Bajó rápida. Seguía lloviendo. Se arropó con la gabardina como si ésta fuese ya prenda suya.

– Mañana la esperaré aquí, a las seis.

– No.

– Si, mañana.

No contestó y desapareció. Arturo bajó del coche y alcanzó todavía a divisarla entrando en un portal. Se felicitaba por haberse portado como un hombre. De eso no le cabía duda. Estaba satisfecho de la entonación autoritaria de su última frase con la que estaba seguro de haberlo solucionado todo. Ella acudiría a la cita. Además, ¿no se había llevado su gabardina en prenda?

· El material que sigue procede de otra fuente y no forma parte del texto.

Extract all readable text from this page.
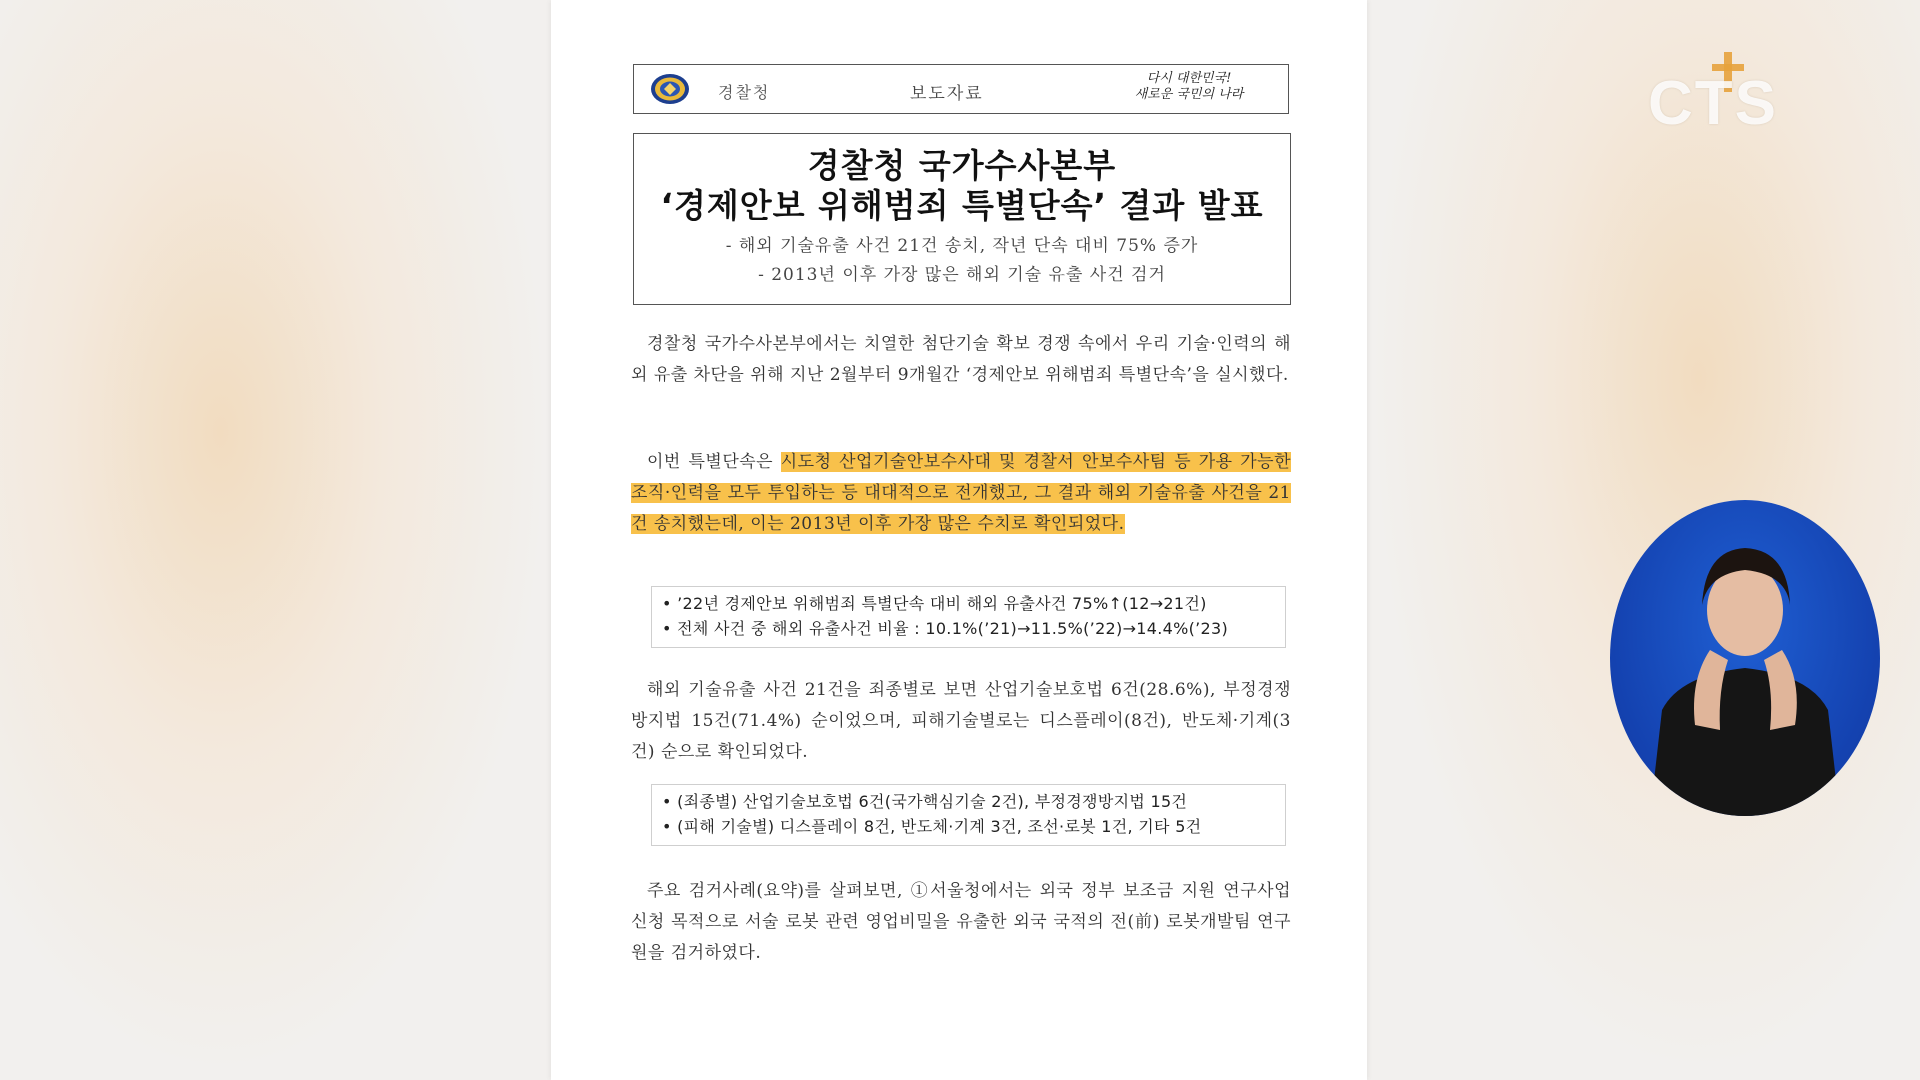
경찰청	보도자료
다시 대한민국!
새로운 국민의 나라
경찰청 국가수사본부
‘경제안보 위해범죄 특별단속’ 결과 발표
- 해외 기술유출 사건 21건 송치, 작년 단속 대비 75% 증가
- 2013년 이후 가장 많은 해외 기술 유출 사건 검거
경찰청 국가수사본부에서는 치열한 첨단기술 확보 경쟁 속에서 우리 기술·인력의 해외 유출 차단을 위해 지난 2월부터 9개월간 ‘경제안보 위해범죄 특별단속’을 실시했다.
이번 특별단속은 시도청 산업기술안보수사대 및 경찰서 안보수사팀 등 가용 가능한 조직·인력을 모두 투입하는 등 대대적으로 전개했고, 그 결과 해외 기술유출 사건을 21건 송치했는데, 이는 2013년 이후 가장 많은 수치로 확인되었다.
• ’22년 경제안보 위해범죄 특별단속 대비 해외 유출사건 75%↑(12→21건)
• 전체 사건 중 해외 유출사건 비율 : 10.1%(’21)→11.5%(’22)→14.4%(’23)
해외 기술유출 사건 21건을 죄종별로 보면 산업기술보호법 6건(28.6%), 부정경쟁방지법 15건(71.4%) 순이었으며, 피해기술별로는 디스플레이(8건), 반도체·기계(3건) 순으로 확인되었다.
• (죄종별) 산업기술보호법 6건(국가핵심기술 2건), 부정경쟁방지법 15건
• (피해 기술별) 디스플레이 8건, 반도체·기계 3건, 조선·로봇 1건, 기타 5건
주요 검거사례(요약)를 살펴보면, ①서울청에서는 외국 정부 보조금 지원 연구사업 신청 목적으로 서술 로봇 관련 영업비밀을 유출한 외국 국적의 전(前) 로봇개발팀 연구원을 검거하였다.
CTS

Fue su primera noche verdaderamente feliz. Se regodeaba de su primicia, de su auténtica conquista. La había realizado solo, sin ayuda de nadie, la había ganado por su propio esfuerzo. Seria su novia. Su novia de verdad. Su primera novia. Todo era nuevo.

A las cinco y media del día siguiente paseaba la calle desigualmente adoquinada. La casa era vieja, baja, de un solo piso, lo cual le tranquilizó porque hubo momentos en los que le preocupó pensar que viviesen allí varias familias. El cielo no se había despejado, corrían gruesos nubarrones y un vientecillo cicatero. ¿Me devolverá la gabardina?, pensó sin querer. (La noche anterior su madre pudo suponer que la había dejado colgada en el perchero. Pero hoy tenía que volver para cenar y tendría que explicar su llegada a cuerpo).

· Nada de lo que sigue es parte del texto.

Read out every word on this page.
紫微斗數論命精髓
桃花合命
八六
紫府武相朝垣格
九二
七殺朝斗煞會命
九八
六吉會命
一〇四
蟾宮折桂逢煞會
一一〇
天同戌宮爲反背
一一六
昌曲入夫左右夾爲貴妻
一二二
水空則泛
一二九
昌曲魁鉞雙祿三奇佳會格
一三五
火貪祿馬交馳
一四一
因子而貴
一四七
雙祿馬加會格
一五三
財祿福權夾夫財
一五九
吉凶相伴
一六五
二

Tocaron las seis en Santa Agueda. Seguía paseando arriba y abajo, sin impaciencia. Empezó a llover. Se resguardó en un portal frontero al de la casa de su amada. Las seis y media. Arreciaron lluvia y viento. Se levantó el cuello de la chaqueta. Las gotas hacían su ruidillo manso en el empedrado brillante de la calle solitaria. Tocaron las siete, seguidas, mucho tiempo después, por la media. Hacia tiempo que la noche había caído. Tocaron las ocho. Entonces se le ocurrió una idea: ¿Por qué no presentarse en la casa con el pretexto de la gabardina? Al fin y al cabo, era natural.

Pensado y hecho. A lo más que alcanzaron sus piernas atravesó la calle; penetró en el portal. El zaguán estaba oscuro. Llamó a la primera puerta que le pareció la principal. Se oyeron pasos quedos y entreabrieron. Era una viejecilla simpática.